S12, dissolving 10 mg octacyclic peptide in phosphate buffer with pH=7.4, adding 100 mu L of NSP-SA-NHS (acridine ester) with the concentration of 5 mg/mL, and mixing by vortex;
S13, after vortex mixing uniformly, carrying out reaction at 37 ℃ and 1h, separating and purifying by High Performance Liquid Chromatography (HPLC), wherein a chromatographic column is C18 (CG 12A-8 um,4 x 50 mm), a mobile phase is acetonitrile, and separating and purifying to obtain the mercapto activated octacyclopeptide acridine salt.

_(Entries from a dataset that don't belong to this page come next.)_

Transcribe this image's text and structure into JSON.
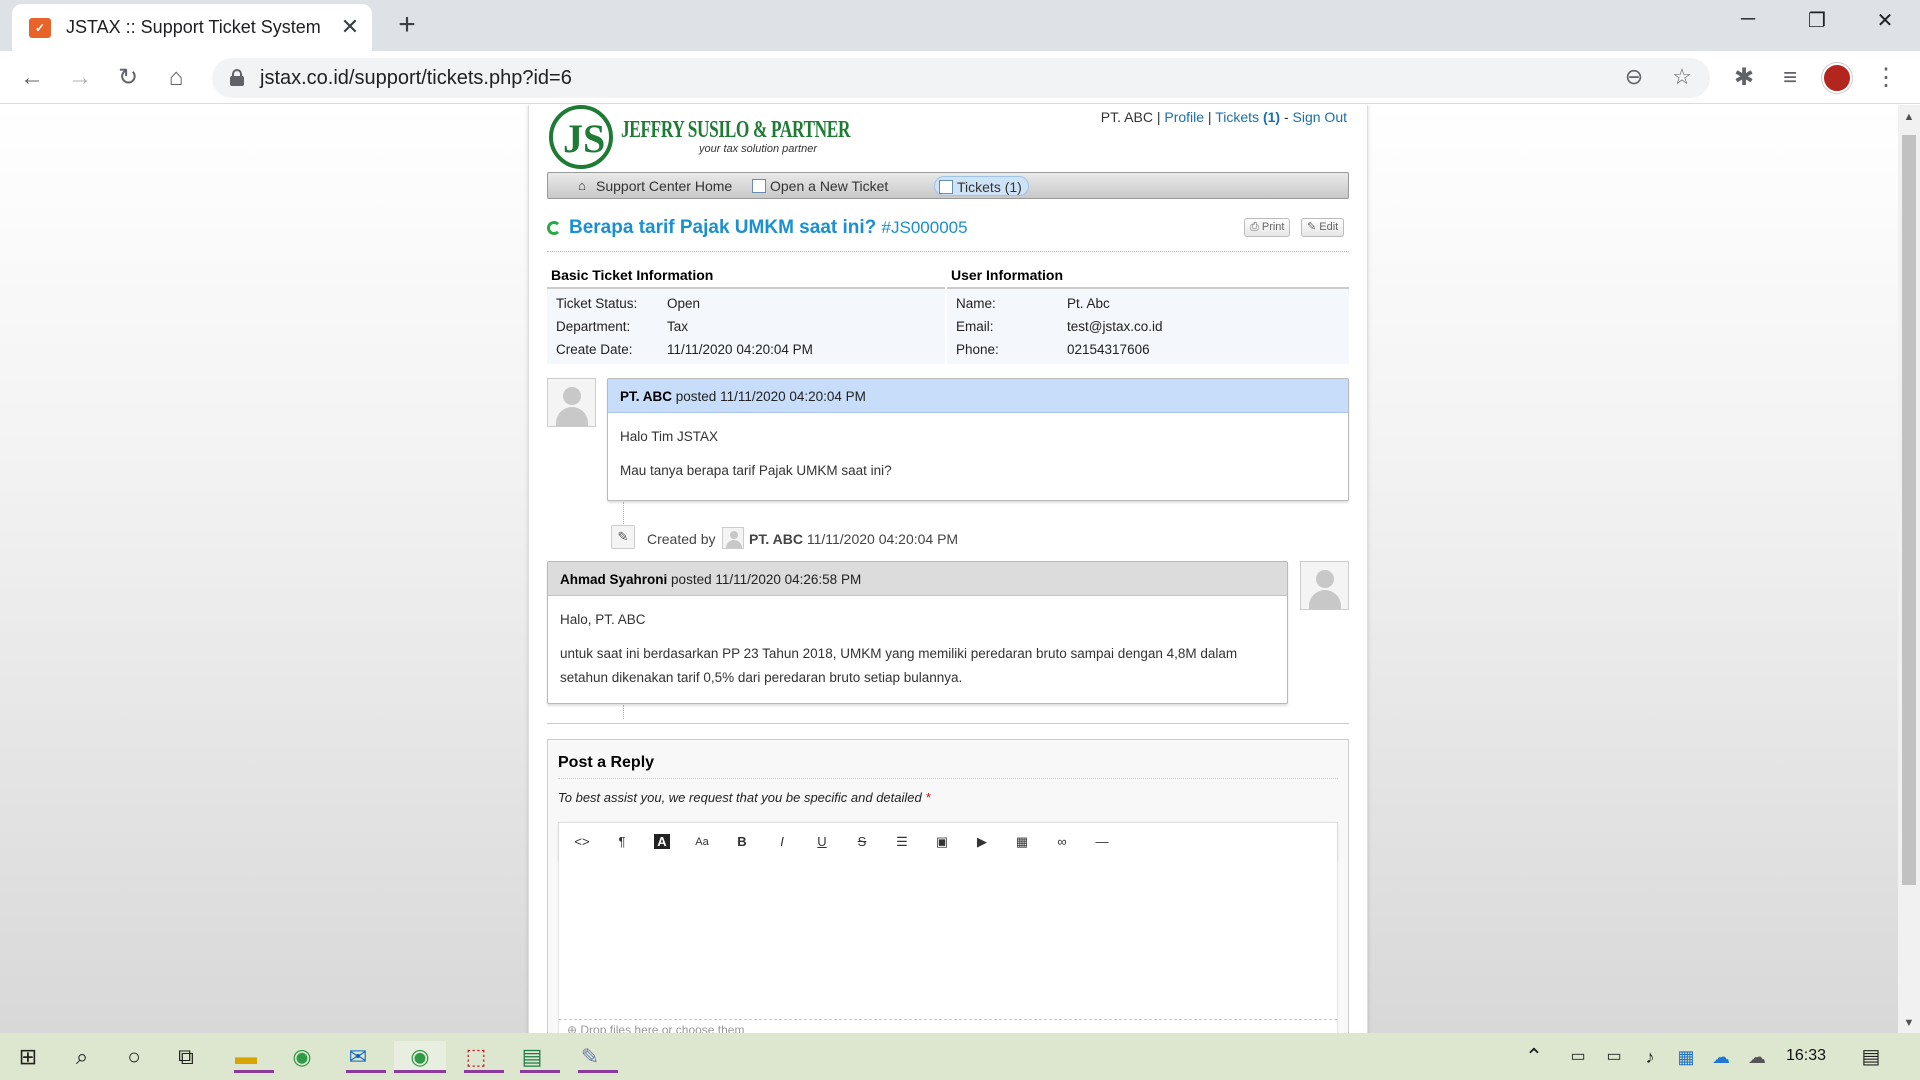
{
  "browser": {
    "tab_title": "JSTAX :: Support Ticket System",
    "favicon_text": "✓",
    "url": "jstax.co.id/support/tickets.php?id=6"
  },
  "site": {
    "logo_mark": "JS",
    "logo_name": "JEFFRY SUSILO & PARTNER",
    "logo_tagline": "your tax solution partner",
    "user_name": "PT. ABC",
    "profile_link": "Profile",
    "tickets_link": "Tickets",
    "tickets_count": "(1)",
    "signout_link": "Sign Out"
  },
  "menu": [
    {
      "label": "Support Center Home",
      "icon": "home-icon"
    },
    {
      "label": "Open a New Ticket",
      "icon": "new-ticket-icon"
    },
    {
      "label": "Tickets (1)",
      "icon": "tickets-icon"
    }
  ],
  "ticket": {
    "subject": "Berapa tarif Pajak UMKM saat ini?",
    "number": "#JS000005",
    "print_label": "Print",
    "edit_label": "Edit"
  },
  "basic_info": {
    "heading": "Basic Ticket Information",
    "rows": [
      {
        "key": "Ticket Status:",
        "value": "Open"
      },
      {
        "key": "Department:",
        "value": "Tax"
      },
      {
        "key": "Create Date:",
        "value": "11/11/2020 04:20:04 PM"
      }
    ]
  },
  "user_info": {
    "heading": "User Information",
    "rows": [
      {
        "key": "Name:",
        "value": "Pt. Abc"
      },
      {
        "key": "Email:",
        "value": "test@jstax.co.id"
      },
      {
        "key": "Phone:",
        "value": "02154317606"
      }
    ]
  },
  "thread": [
    {
      "author": "PT. ABC",
      "posted": "posted 11/11/2020 04:20:04 PM",
      "lines": [
        "Halo Tim JSTAX",
        "Mau tanya berapa tarif Pajak UMKM saat ini?"
      ],
      "header_color": "#c7ddfa"
    },
    {
      "author": "Ahmad Syahroni",
      "posted": "posted 11/11/2020 04:26:58 PM",
      "lines": [
        "Halo, PT. ABC",
        "untuk saat ini berdasarkan PP 23 Tahun 2018, UMKM yang memiliki peredaran bruto sampai dengan 4,8M dalam setahun dikenakan tarif 0,5% dari peredaran bruto setiap bulannya."
      ],
      "header_color": "#dcdcdc"
    }
  ],
  "event": {
    "prefix": "Created by",
    "author": "PT. ABC",
    "time": "11/11/2020 04:20:04 PM"
  },
  "reply": {
    "title": "Post a Reply",
    "hint": "To best assist you, we request that you be specific and detailed",
    "required_mark": "*",
    "dropzone": "Drop files here or choose them"
  },
  "taskbar": {
    "clock": "16:33"
  }
}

Wherein the solid-phase synthesis method of the polypeptide in the step S11 comprises the following steps:
D1, weighing 0.5g Fmoc-Gly-Wang resin (substitution degree is 1.0 mmol/g), swelling with dichloromethane of about 3 times of resin volume for 30 min, and washing with 2 times of N, N-Dimethylformamide (DMF) for 5 times;
After the washing is finished, adding 3 times of volume of 20% 4-methylpiperidine/DMF, oscillating at 25 ℃ for 30min times for deprotection, and washing with DMF for 5 times;
D3, after washing, a small amount of resin is taken, the resin is washed twice by absolute ethyl alcohol, 500 mu L of ninhydrin color development liquid (1.5 g ninhydrin and 5g phenol are added into 50 mL n-butyl alcohol) is added, the reaction is carried out at 110 ℃ for 5min, the resin turns blue to be deprotected, and the next step is carried out; repeating the deprotection reaction of the step D2 if the resin does not turn blue;
d4, adding 1.5 mmol Fmoc-Ser (tBu) -OH to the deprotected resin, adding 1.8 mol of N, N-diisopropylethylamine and 1.67mol of HBTU peptide coupling reagent respectively, dissolving with DMF, reacting 30min, washing with 2 times of volume of DMF for 5 times;
D5, after washing, taking a small amount of resin, washing twice by absolute ethyl alcohol, adding 500 mu L of ninhydrin color-developing solution, reacting at 110 ℃ for 5 min, condensing until the resin is not changed into blue, and carrying out the next step, otherwise repeating the condensation reaction of the step D4;
D6, repeating the step D2, adding the 3 rd protected amino acid, and condensing Fmoc-Cys (OtBu) -OH, fmoc-Ser (tBu) -OH, fmoc-Gly-OH, fmoc-Ser (tBu) -OH and Fmoc-Lys (Trt) -OH according to the step D4-step D5 respectively; after the condensation and deprotection of the linear octapeptide are completed, adding triethylamine for neutralization, and oscillating at room temperature for 12 h to obtain octacyclic peptide;
D7, adding a cutting fluid (the cutting fluid comprises trifluoroacetic acid, water, triisopropylsilane=95% (2.5% (2.5%) and the volume percentage) into the octacyclic peptide, and reacting 2h; after the reaction is finished, adding the mixture into glacial ethyl ether, performing centrifugal precipitation, washing to obtain an octacyclic peptide crude product, purifying by liquid chromatography, collecting target liquid, and performing freeze-drying to obtain octacyclic peptide freeze-dried powder.
Example 2
A method for preparing a homogeneous chemiluminescent procalcitonin detection reagent, which comprises the following steps:
①Fe3O4 Nano-enzyme labeled procalcitonin monoclonal antibody a:
1) Antibody a desalting: desalting the labeled antibody A by using a PD10 desalting column to remove substances interfering with subsequent reactions;
2) Pretreatment of Fe 3O4 nano enzyme: controlling pH to be in the range of 8.6-10.0, carrying out alkaline treatment on Fe 3O4 nano enzyme, and keeping the pH to be maximum on the premise of ensuring that nano particles are stable and not aggregated, thereby being used for efficiently labeling the antibody.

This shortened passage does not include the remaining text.